Biophysical Journal, Volume 71, Issue 4, 2138-2143, 1 October 1996
doi:10.1016/S0006-3495(96)79414-6
Research Article
J.E. Hansen, D.G. Steel and A. Gafni
University of Michigan, Institute of Gerontology, Ann Arbor, 48109–2007 USA.
Azurin, a blue copper protein from the bacterial species Pseudomonas aeruginosa, contains a single tryptophan residue. Previous fluorescence measurements indicate that this residue is highly constrained and unusually inaccessible to water. In the apoprotein this residue also possesses a long-lived room-temperature phosphorescence (RTP), the nonexponential decay of which can be resolved into two major components associated with lifetimes of 417 and 592 ms, which likely originate from at least two conformations of the protein. The relative weights of these two decay components change with pH in good correlation with a change in protonation of His-35, which has been studied in Cu(II) azurin. Interestingly, the structural changes characterized in earlier work have little effect on the fluorescence decay and appear to occur away from the tryptophan residue.

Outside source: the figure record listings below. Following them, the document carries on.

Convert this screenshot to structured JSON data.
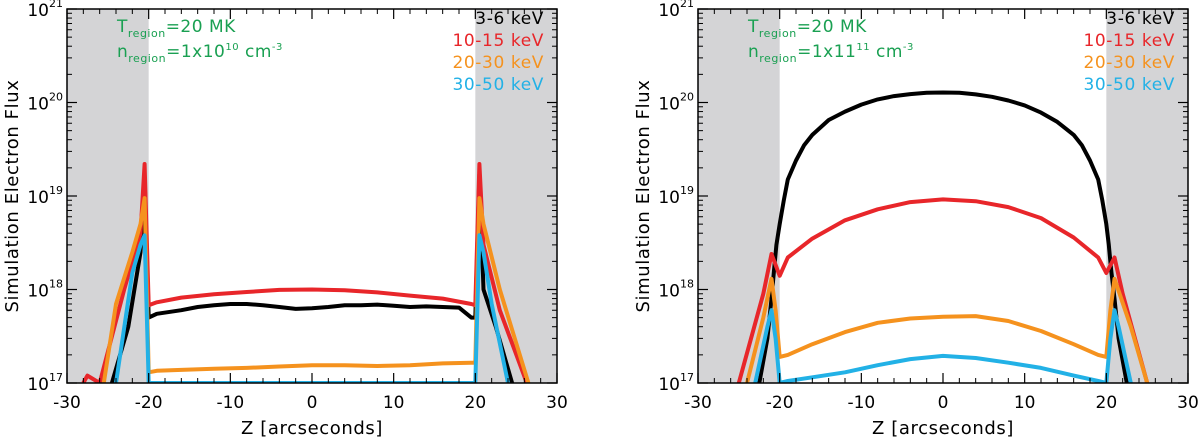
{
  "chart_data": [
    {
      "type": "line",
      "xlabel": "Z [arcseconds]",
      "ylabel": "Simulation Electron Flux",
      "xlim": [
        -30,
        30
      ],
      "ylim": [
        1e+17,
        1e+21
      ],
      "y_scale": "log",
      "x_ticks": [
        "-30",
        "-20",
        "-10",
        "0",
        "10",
        "20",
        "30"
      ],
      "y_ticks": [
        {
          "base": "10",
          "exp": "17"
        },
        {
          "base": "10",
          "exp": "18"
        },
        {
          "base": "10",
          "exp": "19"
        },
        {
          "base": "10",
          "exp": "20"
        },
        {
          "base": "10",
          "exp": "21"
        }
      ],
      "shaded_x_ranges": [
        [
          -30,
          -20
        ],
        [
          20,
          30
        ]
      ],
      "annotation": {
        "t_main": "T",
        "t_sub": "region",
        "t_rest": "=20 MK",
        "n_main": "n",
        "n_sub": "region",
        "n_mid": "=1x10",
        "n_sup": "10",
        "n_unit": " cm",
        "n_unit_sup": "-3"
      },
      "legend_position": "top-right",
      "series": [
        {
          "name": "3-6 keV",
          "color": "#000000",
          "x": [
            -24.5,
            -22.5,
            -21,
            -20.5,
            -20,
            -19,
            -16,
            -14,
            -12,
            -10,
            -8,
            -6,
            -4,
            -2,
            0,
            2,
            4,
            6,
            8,
            10,
            12,
            14,
            16,
            18,
            19.5,
            20,
            20.5,
            21,
            22.5,
            24.5
          ],
          "y": [
            1e+17,
            4e+17,
            2.5e+18,
            1.6e+19,
            5e+17,
            5.5e+17,
            6e+17,
            6.5e+17,
            6.8e+17,
            7e+17,
            7e+17,
            6.8e+17,
            6.5e+17,
            6.2e+17,
            6.3e+17,
            6.5e+17,
            6.8e+17,
            6.8e+17,
            6.9e+17,
            6.7e+17,
            6.5e+17,
            6.6e+17,
            6.5e+17,
            6.4e+17,
            5e+17,
            5e+17,
            1.7e+19,
            1e+18,
            4e+17,
            1e+17
          ]
        },
        {
          "name": "10-15 keV",
          "color": "#e8262a",
          "x": [
            -28,
            -27.5,
            -26,
            -23,
            -21,
            -20.5,
            -20,
            -19,
            -16,
            -12,
            -8,
            -4,
            0,
            4,
            8,
            12,
            16,
            19.5,
            20,
            20.5,
            21,
            23,
            26.3
          ],
          "y": [
            1e+17,
            1.2e+17,
            1e+17,
            1e+18,
            4e+18,
            2.2e+19,
            6.8e+17,
            7.3e+17,
            8.2e+17,
            8.9e+17,
            9.4e+17,
            9.9e+17,
            1e+18,
            9.8e+17,
            9.3e+17,
            8.6e+17,
            8e+17,
            7e+17,
            6.8e+17,
            2.2e+19,
            3e+18,
            6e+17,
            1e+17
          ]
        },
        {
          "name": "20-30 keV",
          "color": "#f5921e",
          "x": [
            -25.5,
            -24,
            -22,
            -21,
            -20.5,
            -20,
            -19,
            -16,
            -12,
            -8,
            -4,
            0,
            4,
            8,
            12,
            16,
            19.5,
            20,
            20.5,
            21,
            23,
            26.5
          ],
          "y": [
            1e+17,
            7e+17,
            2.5e+18,
            5e+18,
            9.5e+18,
            1.3e+17,
            1.35e+17,
            1.38e+17,
            1.42e+17,
            1.45e+17,
            1.5e+17,
            1.55e+17,
            1.55e+17,
            1.52e+17,
            1.55e+17,
            1.62e+17,
            1.65e+17,
            1.65e+17,
            9.5e+18,
            5e+18,
            1e+18,
            1e+17
          ]
        },
        {
          "name": "30-50 keV",
          "color": "#22b1e6",
          "x": [
            -24,
            -22,
            -21,
            -20.5,
            -20,
            -19.5,
            19.5,
            20,
            20.5,
            21,
            22,
            24
          ],
          "y": [
            1e+17,
            1.5e+18,
            3e+18,
            3.8e+18,
            1e+17,
            1e+17,
            1e+17,
            1e+17,
            3.8e+18,
            2.5e+18,
            7e+17,
            1e+17
          ]
        }
      ]
    },
    {
      "type": "line",
      "xlabel": "Z [arcseconds]",
      "ylabel": "Simulation Electron Flux",
      "xlim": [
        -30,
        30
      ],
      "ylim": [
        1e+17,
        1e+21
      ],
      "y_scale": "log",
      "x_ticks": [
        "-30",
        "-20",
        "-10",
        "0",
        "10",
        "20",
        "30"
      ],
      "y_ticks": [
        {
          "base": "10",
          "exp": "17"
        },
        {
          "base": "10",
          "exp": "18"
        },
        {
          "base": "10",
          "exp": "19"
        },
        {
          "base": "10",
          "exp": "20"
        },
        {
          "base": "10",
          "exp": "21"
        }
      ],
      "shaded_x_ranges": [
        [
          -30,
          -20
        ],
        [
          20,
          30
        ]
      ],
      "annotation": {
        "t_main": "T",
        "t_sub": "region",
        "t_rest": "=20 MK",
        "n_main": "n",
        "n_sub": "region",
        "n_mid": "=1x11",
        "n_sup": "11",
        "n_unit": " cm",
        "n_unit_sup": "-3"
      },
      "legend_position": "top-right",
      "series": [
        {
          "name": "3-6 keV",
          "color": "#000000",
          "x": [
            -22.5,
            -21.5,
            -21,
            -20.7,
            -20.4,
            -20,
            -19.5,
            -19,
            -18,
            -17,
            -16,
            -14,
            -12,
            -10,
            -8,
            -6,
            -4,
            -2,
            0,
            2,
            4,
            6,
            8,
            10,
            12,
            14,
            16,
            17,
            18,
            19,
            19.5,
            20,
            20.3,
            20.6,
            21,
            21.5,
            22.5
          ],
          "y": [
            1e+17,
            3e+17,
            8e+17,
            1.6e+18,
            3e+18,
            5e+18,
            9e+18,
            1.5e+19,
            2.4e+19,
            3.5e+19,
            4.5e+19,
            6.5e+19,
            8e+19,
            9.5e+19,
            1.08e+20,
            1.17e+20,
            1.23e+20,
            1.27e+20,
            1.28e+20,
            1.27e+20,
            1.22e+20,
            1.15e+20,
            1.05e+20,
            9.3e+19,
            7.8e+19,
            6.2e+19,
            4.5e+19,
            3.5e+19,
            2.4e+19,
            1.5e+19,
            9e+18,
            5e+18,
            3e+18,
            1.6e+18,
            8e+17,
            3e+17,
            1e+17
          ]
        },
        {
          "name": "10-15 keV",
          "color": "#e8262a",
          "x": [
            -25,
            -22,
            -21,
            -20,
            -19,
            -16,
            -12,
            -8,
            -4,
            0,
            4,
            8,
            12,
            16,
            19,
            20,
            21,
            22,
            25
          ],
          "y": [
            1e+17,
            9e+17,
            2.4e+18,
            1.4e+18,
            2.2e+18,
            3.5e+18,
            5.5e+18,
            7.2e+18,
            8.6e+18,
            9.2e+18,
            8.8e+18,
            7.6e+18,
            5.8e+18,
            3.6e+18,
            2.2e+18,
            1.5e+18,
            2.2e+18,
            9e+17,
            1e+17
          ]
        },
        {
          "name": "20-30 keV",
          "color": "#f5921e",
          "x": [
            -24,
            -22,
            -21,
            -20.5,
            -20,
            -19,
            -16,
            -12,
            -8,
            -4,
            0,
            4,
            8,
            12,
            16,
            19,
            20,
            20.5,
            21,
            23,
            25
          ],
          "y": [
            1e+17,
            5e+17,
            1.3e+18,
            6e+17,
            1.9e+17,
            2e+17,
            2.6e+17,
            3.5e+17,
            4.4e+17,
            4.9e+17,
            5.1e+17,
            5.2e+17,
            4.6e+17,
            3.6e+17,
            2.6e+17,
            2e+17,
            1.9e+17,
            6e+17,
            1.3e+18,
            4e+17,
            1e+17
          ]
        },
        {
          "name": "30-50 keV",
          "color": "#22b1e6",
          "x": [
            -23,
            -21.5,
            -21,
            -20.5,
            -20,
            -19,
            -16,
            -12,
            -8,
            -4,
            0,
            4,
            8,
            12,
            16,
            19,
            20,
            20.5,
            21,
            21.5,
            23
          ],
          "y": [
            1e+17,
            4e+17,
            6e+17,
            3e+17,
            1e+17,
            1.05e+17,
            1.15e+17,
            1.3e+17,
            1.55e+17,
            1.8e+17,
            1.95e+17,
            1.85e+17,
            1.65e+17,
            1.45e+17,
            1.2e+17,
            1.05e+17,
            1e+17,
            3e+17,
            6e+17,
            4e+17,
            1e+17
          ]
        }
      ]
    }
  ]
}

However, in the present work, the two RTP lifetimes suggest conformations with different structural rigidities in the vicinity of the tryptophan residue. The active conformation that predominates below a pH of 5.6 has the shorter lifetime and is less rigid. Phosphorescence decays of several metal derivatives of azurin were also measured and revealed strong similarities to that of apoazurin, indicating that the structural constraints upon the metal-binding site are imposed predominately by the protein.